An example of finding the inverse matrix using the Gauss-Jordan method
To calculate the inverse matrix, you need to write the augmented matrix A|E and perform the necessary transformations. Let's consider a simple example. The figure below shows the matrix A.
- First, let's find the matrix determinant using the Gaussian method (det A). If this parameter is not equal to zero, then the matrix will be considered nonsingular. This will allow us to conclude that A definitely has A-1. To calculate the determinant, we transform the matrix to a stepwise form by elementary transformations. Let's count the number K equal to the number of row permutations. We changed the lines only 1 time. Let's calculate the determinant. Its value will be equal to the product of the elements of the main diagonal, multiplied by (–1)K. Calculation result: det A=2.
- Compose the augmented matrix by adding the identity matrix to the original matrix. The resulting array of elements will be used to find the inverse matrix by the Gauss-Jordan method.
- The first element in the first row is equal to one. This suits us, because there is no need to rearrange the lines and divide the given line by some number. Let's start workingwith the second and third lines. To turn the first element in the second row into 0, subtract the first row multiplied by 3 from the second row. Subtract the first row from the third row (no multiplication required).
- In the resulting matrix, the second element of the second row is -4, and the second element of the third row is -1. Let's swap the lines for convenience. From the third row subtract the second row multiplied by 4. Divide the second row by -1 and the third row by 2. We get the upper triangular matrix.

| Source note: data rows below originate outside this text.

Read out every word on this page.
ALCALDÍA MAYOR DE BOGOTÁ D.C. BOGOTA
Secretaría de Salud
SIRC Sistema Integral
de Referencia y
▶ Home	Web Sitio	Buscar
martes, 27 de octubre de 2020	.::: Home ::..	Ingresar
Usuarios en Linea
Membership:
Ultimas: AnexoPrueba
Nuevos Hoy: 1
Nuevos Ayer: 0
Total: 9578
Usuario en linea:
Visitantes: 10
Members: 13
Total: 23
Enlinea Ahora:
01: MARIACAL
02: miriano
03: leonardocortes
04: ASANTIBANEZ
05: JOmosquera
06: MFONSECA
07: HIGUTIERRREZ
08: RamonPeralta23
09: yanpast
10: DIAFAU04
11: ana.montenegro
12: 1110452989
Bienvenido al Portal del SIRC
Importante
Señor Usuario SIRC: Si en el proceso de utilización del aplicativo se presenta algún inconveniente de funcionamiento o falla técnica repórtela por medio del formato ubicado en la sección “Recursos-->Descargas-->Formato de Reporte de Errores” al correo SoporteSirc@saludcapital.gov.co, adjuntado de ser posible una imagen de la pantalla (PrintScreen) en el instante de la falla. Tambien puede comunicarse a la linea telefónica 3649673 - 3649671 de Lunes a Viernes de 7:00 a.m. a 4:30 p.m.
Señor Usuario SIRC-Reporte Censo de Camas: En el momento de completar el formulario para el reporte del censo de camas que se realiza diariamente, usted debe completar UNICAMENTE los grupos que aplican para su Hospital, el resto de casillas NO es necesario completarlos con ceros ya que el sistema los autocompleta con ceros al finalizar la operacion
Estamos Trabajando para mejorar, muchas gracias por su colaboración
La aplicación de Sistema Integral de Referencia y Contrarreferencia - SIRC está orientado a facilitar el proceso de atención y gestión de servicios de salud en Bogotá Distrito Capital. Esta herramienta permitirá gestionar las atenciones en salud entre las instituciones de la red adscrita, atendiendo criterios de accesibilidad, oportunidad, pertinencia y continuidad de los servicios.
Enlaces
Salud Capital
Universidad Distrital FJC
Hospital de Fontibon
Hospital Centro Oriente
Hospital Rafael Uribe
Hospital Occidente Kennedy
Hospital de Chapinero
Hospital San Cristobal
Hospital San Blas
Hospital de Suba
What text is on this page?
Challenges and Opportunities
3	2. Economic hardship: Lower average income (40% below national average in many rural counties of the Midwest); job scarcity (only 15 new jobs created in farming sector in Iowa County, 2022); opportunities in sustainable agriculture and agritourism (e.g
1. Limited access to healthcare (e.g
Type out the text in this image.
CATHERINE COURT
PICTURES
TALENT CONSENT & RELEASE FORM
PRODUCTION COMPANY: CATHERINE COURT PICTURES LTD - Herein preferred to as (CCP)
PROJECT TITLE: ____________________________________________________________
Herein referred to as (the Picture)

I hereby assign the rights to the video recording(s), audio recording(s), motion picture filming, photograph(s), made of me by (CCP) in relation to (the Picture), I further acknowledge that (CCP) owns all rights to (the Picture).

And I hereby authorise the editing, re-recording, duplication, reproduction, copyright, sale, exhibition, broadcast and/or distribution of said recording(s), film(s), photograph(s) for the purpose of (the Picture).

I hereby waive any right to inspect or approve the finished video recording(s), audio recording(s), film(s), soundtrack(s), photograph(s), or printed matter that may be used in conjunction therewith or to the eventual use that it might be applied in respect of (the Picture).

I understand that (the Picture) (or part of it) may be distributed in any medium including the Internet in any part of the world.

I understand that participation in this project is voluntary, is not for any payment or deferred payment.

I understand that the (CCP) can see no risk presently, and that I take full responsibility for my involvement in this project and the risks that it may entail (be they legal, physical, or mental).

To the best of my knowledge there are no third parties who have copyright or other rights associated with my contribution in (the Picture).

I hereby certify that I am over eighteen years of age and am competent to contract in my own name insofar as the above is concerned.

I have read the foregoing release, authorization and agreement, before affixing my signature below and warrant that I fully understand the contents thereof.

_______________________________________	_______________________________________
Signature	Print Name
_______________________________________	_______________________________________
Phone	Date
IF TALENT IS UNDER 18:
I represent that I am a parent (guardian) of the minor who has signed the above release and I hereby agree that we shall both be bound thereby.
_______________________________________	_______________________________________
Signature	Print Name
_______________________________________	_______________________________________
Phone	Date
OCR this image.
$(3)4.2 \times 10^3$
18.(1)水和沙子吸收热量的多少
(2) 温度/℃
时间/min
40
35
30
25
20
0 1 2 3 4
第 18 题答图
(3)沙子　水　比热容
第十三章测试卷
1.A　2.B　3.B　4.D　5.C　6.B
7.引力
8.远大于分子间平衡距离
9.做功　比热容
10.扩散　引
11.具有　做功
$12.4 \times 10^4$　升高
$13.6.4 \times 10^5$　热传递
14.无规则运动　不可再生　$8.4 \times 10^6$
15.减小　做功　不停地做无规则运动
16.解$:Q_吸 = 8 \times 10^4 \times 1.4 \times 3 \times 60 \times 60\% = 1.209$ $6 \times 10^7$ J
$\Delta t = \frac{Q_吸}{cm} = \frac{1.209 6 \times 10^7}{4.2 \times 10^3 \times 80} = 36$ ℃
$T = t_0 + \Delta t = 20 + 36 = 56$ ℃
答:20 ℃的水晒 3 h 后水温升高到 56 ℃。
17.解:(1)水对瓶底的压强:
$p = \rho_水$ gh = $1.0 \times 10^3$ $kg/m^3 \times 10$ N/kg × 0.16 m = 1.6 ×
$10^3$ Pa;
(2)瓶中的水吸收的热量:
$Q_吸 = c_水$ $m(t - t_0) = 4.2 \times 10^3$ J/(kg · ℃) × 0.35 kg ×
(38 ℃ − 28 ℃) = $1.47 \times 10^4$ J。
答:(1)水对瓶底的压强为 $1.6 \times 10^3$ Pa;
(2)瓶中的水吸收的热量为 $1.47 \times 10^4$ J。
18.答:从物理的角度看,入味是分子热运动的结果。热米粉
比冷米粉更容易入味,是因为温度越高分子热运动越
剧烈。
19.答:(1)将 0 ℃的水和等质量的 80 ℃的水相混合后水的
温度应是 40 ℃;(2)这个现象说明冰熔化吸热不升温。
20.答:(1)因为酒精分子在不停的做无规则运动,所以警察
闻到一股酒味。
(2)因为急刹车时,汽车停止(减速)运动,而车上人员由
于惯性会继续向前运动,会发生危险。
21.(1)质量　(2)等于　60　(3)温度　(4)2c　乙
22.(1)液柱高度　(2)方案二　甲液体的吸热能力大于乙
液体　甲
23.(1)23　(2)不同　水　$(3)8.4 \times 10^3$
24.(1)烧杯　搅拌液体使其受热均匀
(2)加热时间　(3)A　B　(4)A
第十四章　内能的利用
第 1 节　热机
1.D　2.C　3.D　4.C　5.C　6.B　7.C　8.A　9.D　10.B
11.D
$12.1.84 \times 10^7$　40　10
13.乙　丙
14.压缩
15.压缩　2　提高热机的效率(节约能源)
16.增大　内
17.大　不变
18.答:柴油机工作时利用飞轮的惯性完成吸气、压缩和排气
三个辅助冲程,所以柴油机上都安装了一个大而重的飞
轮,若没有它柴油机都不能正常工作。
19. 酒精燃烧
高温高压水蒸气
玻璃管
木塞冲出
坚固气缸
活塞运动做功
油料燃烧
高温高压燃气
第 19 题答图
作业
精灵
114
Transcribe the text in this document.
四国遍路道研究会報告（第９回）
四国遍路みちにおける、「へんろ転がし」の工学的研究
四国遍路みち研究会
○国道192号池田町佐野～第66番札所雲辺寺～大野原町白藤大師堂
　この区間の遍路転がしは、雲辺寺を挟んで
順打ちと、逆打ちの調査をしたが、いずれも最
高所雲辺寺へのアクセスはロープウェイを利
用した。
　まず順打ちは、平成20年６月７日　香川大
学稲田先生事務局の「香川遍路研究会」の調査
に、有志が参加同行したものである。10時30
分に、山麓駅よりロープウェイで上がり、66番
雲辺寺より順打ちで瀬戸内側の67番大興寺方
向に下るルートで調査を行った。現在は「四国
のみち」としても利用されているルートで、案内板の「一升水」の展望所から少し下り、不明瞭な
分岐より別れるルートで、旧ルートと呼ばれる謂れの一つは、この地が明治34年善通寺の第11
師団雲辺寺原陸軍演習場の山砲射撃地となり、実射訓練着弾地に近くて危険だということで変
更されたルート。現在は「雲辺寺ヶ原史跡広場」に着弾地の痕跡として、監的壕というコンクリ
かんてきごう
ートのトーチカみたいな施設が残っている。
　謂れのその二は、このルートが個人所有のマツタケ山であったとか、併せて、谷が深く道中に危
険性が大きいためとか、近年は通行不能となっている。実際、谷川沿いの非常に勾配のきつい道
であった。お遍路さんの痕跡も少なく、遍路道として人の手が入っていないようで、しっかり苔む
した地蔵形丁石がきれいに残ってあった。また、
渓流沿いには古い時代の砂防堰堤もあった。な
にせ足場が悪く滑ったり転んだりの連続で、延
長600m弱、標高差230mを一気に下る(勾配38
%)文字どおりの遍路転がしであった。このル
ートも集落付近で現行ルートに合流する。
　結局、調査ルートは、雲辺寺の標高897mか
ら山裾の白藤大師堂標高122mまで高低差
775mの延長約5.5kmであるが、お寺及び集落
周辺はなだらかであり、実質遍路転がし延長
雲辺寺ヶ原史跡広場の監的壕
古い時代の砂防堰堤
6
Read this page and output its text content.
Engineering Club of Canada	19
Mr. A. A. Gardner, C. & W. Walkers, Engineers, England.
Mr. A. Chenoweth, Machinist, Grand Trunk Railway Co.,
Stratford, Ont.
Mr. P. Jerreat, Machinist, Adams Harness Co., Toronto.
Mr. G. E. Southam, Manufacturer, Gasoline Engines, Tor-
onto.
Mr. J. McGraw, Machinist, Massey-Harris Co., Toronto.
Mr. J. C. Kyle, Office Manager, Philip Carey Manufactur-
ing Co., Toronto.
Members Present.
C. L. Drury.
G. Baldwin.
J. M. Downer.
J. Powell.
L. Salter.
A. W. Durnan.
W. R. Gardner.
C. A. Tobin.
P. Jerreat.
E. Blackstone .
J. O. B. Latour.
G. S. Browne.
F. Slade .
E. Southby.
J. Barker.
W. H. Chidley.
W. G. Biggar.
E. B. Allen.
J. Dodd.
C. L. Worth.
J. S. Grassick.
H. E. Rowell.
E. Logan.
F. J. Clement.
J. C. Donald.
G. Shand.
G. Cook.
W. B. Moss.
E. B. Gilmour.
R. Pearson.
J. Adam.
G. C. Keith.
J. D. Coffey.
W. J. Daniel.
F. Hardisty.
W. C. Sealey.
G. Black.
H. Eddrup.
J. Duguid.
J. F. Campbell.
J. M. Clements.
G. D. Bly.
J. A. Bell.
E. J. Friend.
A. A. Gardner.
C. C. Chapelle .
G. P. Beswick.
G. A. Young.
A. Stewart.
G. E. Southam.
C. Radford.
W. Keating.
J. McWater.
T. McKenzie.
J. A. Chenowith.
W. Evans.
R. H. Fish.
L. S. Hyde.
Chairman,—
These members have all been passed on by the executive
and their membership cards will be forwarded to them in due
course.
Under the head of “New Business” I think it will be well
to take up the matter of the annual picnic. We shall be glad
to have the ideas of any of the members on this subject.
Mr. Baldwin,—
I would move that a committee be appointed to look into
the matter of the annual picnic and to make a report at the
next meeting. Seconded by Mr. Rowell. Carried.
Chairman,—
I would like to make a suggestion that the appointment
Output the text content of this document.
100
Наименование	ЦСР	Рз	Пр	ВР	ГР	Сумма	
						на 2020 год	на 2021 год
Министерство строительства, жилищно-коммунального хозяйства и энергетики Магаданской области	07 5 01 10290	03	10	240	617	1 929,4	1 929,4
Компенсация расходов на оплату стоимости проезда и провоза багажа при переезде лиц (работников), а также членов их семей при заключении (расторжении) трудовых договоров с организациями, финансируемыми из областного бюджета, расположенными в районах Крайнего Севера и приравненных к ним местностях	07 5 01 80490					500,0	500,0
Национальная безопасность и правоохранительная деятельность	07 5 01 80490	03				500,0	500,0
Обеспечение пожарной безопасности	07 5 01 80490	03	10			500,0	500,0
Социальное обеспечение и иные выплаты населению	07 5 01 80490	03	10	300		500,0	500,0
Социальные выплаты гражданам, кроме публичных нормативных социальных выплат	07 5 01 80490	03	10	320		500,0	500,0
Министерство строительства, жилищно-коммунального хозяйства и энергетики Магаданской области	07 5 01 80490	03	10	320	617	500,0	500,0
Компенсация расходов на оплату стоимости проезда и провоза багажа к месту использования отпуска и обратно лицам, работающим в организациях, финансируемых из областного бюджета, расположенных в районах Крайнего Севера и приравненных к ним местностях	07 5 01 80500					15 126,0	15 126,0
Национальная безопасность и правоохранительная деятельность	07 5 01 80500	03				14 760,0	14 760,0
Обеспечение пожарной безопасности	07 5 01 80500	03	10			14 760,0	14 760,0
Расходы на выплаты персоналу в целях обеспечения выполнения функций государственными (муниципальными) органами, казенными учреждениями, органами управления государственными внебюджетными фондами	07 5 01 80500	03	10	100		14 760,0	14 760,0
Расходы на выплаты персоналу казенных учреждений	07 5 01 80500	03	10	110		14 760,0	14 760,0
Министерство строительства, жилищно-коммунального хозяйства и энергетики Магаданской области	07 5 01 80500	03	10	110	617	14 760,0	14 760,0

- Let's subtract the last line multiplied by 4 from the second line, and the last line multiplied by 5 from the first line. Next, subtract the second line multiplied by 2 from the first line. On the left side we got the identity matrix. On the right is the inverse matrix.
An example of solving SLE by the Gauss-Jordan method
The figure shows a system of linear equations. It is required to find the values of unknown variables using a matrix, the Gauss-Jordan method.
- Let's create an augmented matrix. To do this, we will put the coefficients and free terms in the table.
- Solve the matrix using the Gauss-Jordan method. From line No. 2 we subtract line No. 1. From line No. 3 we subtract line No. 1, previously multiplied by 2.
- Swap rows 2 and 3.
- From line 3 subtract line 2 multiplied by 2. Divide the resulting third line by –1.
- Subtract line 3 from line 2.
- Subtract line 1 from line 12 times -1. On the side, we got a column consisting of the numbers 0, 1 and -1. From this we conclude that x1=0, x2=1 and x3 =–1.
If you wish, you can check the correctness of the solution by substituting the calculated values into the equations:
- 0 – 1=–1, the first identity from the system is correct;
- 0 + 1 + (–1)=0, the second identity from the system is correct;
- 0 – 1 + (–1)=–2, the third identity from the system is correct.
Conclusion: using the Gauss-Jordan method, we have found the correct solution to a quadratic system that combines linear algebraic equations.
The life of today's youth studying in universities and studying linear algebra has been greatly simplified. A few years ago, we had to find solutions to systems using the Gauss and Gauss-Jordan method on our own. Some students successfully coped with the tasks, while others got confused in the solution, made mistakes, asked classmates for help. Today, you can use online calculators when doing homework. To solve systems of linear equations, search for inverse matrices, programs have been written that demonstrate not only the correct answers, but also show the progress of solving a particular problem.
There are many resources on the Internet with built-in online calculators. Gaussian matrices, systems of equations are solved by these programs in a few seconds. Students only need to specify the required parameters (for example, the number of equations,number of variables).